Following the spectacular downfall of FTX-exchange, a day one bankruptcy court filing revealed a ‘complete failure of corporate controls.’ Additionally, surrounding events and compromising information suggest the FTX scandal goes beyond financial misconduct.

The newly appointed CEO of FTX Exchange, John J. Ray III, who was involved with restructuring Enron in 2001, addressed the many issues facing FTX Exchange and the lack of leadership exhibited by Sam Bankman-Fried and executives previously in charge of the company.

Never in my career have I seen such a complete failure of corporate controls and such a complete absence of trustworthy financial information as occurred here,” said Ray. “From compromised systems integrity and faulty regulatory oversight abroad, to the concentration of control in the hands of a very small group of inexperienced, unsophisticated and potentially compromised individuals, this situation is unprecedented.
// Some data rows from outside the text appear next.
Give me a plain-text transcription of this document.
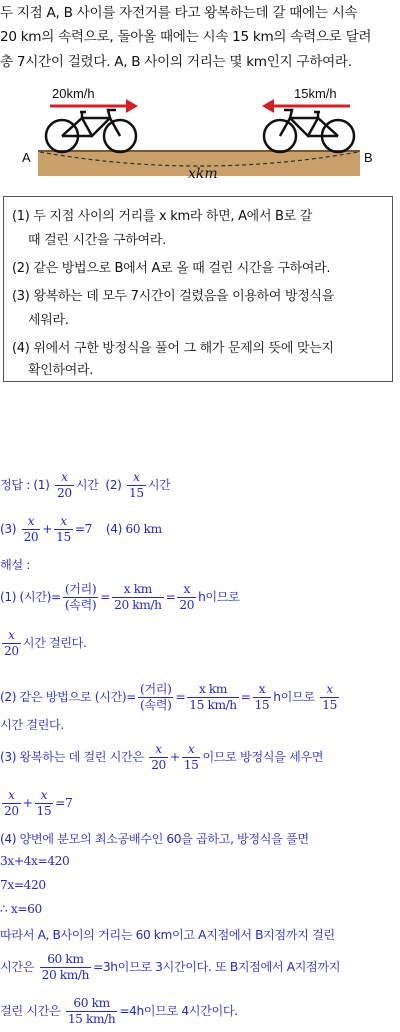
두 지점 A, B 사이를 자전거를 타고 왕복하는데 갈 때에는 시속
20 km의 속력으로, 돌아올 때에는 시속 15 km의 속력으로 달려
총 7시간이 걸렸다. A, B 사이의 거리는 몇 km인지 구하여라.
20km/h	15km/h
A	B
xkm
(1) 두 지점 사이의 거리를 x km라 하면, A에서 B로 갈
때 걸린 시간을 구하여라.
(2) 같은 방법으로 B에서 A로 올 때 걸린 시간을 구하여라.
(3) 왕복하는 데 모두 7시간이 걸렸음을 이용하여 방정식을
세워라.
(4) 위에서 구한 방정식을 풀어 그 해가 문제의 뜻에 맞는지
확인하여라.
정답 : $(1) \frac{x}{20}$ 시간 $(2) \frac{x}{15}$ 시간
$(3) \frac{x}{20} + \frac{x}{15} =7$ (4) 60 km
해설 :
(1) (시간)= $\frac{\text{(거리)}}{\text{(속력)}} = \frac{\text{x km}}{20 km/h} = \frac{x}{20}$ h이므로
$\frac{x}{20}$ 시간 걸린다.
(2) 같은 방법으로 (시간)= $\frac{\text{(거리)}}{\text{(속력)}} = \frac{\text{x km}}{15 km/h} = \frac{x}{15}$ h이므로 $\frac{x}{15}$
시간 걸린다.
(3) 왕복하는 데 걸린 시간은 $\frac{x}{20} + \frac{x}{15}$ 이므로 방정식을 세우면
$\frac{x}{20} + \frac{x}{15} =7$
(4) 양변에 분모의 최소공배수인 60을 곱하고, 방정식을 풀면
3x+4x=420
7x=420
∴ x=60
따라서 A, B사이의 거리는 60 km이고 A지점에서 B지점까지 걸린
시간은 $\frac{60 km}{20 km/h} =3h$이므로 3시간이다. 또 B지점에서 A지점까지
걸린 시간은 $\frac{60 km}{15 km/h} =4h$이므로 4시간이다.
Before delivering this astounding punchline, Ray explained that he has over 40 years of experience in restructuring companies. His words carry significant weight given his veteran status, experience and built-up credibility over the years. Ray has never witnessed a ‘failure’ of this magnitude.
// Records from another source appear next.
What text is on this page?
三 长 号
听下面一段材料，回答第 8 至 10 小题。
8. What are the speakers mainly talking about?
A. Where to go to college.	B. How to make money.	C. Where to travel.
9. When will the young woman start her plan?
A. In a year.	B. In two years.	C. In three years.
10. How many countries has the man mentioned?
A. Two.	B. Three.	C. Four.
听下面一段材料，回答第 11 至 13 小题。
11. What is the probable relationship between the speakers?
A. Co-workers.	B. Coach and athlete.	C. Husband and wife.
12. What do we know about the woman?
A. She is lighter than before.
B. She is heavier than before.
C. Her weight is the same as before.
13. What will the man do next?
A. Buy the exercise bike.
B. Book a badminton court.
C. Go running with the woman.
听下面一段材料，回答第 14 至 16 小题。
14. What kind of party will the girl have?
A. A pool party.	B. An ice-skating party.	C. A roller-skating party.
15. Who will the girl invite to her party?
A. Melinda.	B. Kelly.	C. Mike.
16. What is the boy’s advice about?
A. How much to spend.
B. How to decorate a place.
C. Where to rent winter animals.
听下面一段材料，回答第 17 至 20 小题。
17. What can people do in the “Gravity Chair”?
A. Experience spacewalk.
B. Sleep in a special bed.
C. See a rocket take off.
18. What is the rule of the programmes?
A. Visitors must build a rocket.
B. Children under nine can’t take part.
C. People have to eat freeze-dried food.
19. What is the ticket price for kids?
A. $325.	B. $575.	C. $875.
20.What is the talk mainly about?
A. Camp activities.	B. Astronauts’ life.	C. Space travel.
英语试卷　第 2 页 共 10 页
The declaration spells out five core objectives that new leadership must get in order to move the situation in the right direction: implementation of controls, asset protection and recovery, transparency and investigation, efficiency and coordination, and maximization of value.

Ray also expressed concerns for the currently available audited financial statements. Prager Metis, the audit company for said documentation, is listed as the ‘first-ever CPA firm to officially open its Metaverse headquarters in the metaverse platform Decentraland.’

The new FTX CEO explained that he did not know anything about this auditing firm, and said that, ‘as a practical matter, I do not believe it appropriate for stakeholders or the Court to rely on the audited financial statements as a reliable indication of the financial circumstances of these Silos.’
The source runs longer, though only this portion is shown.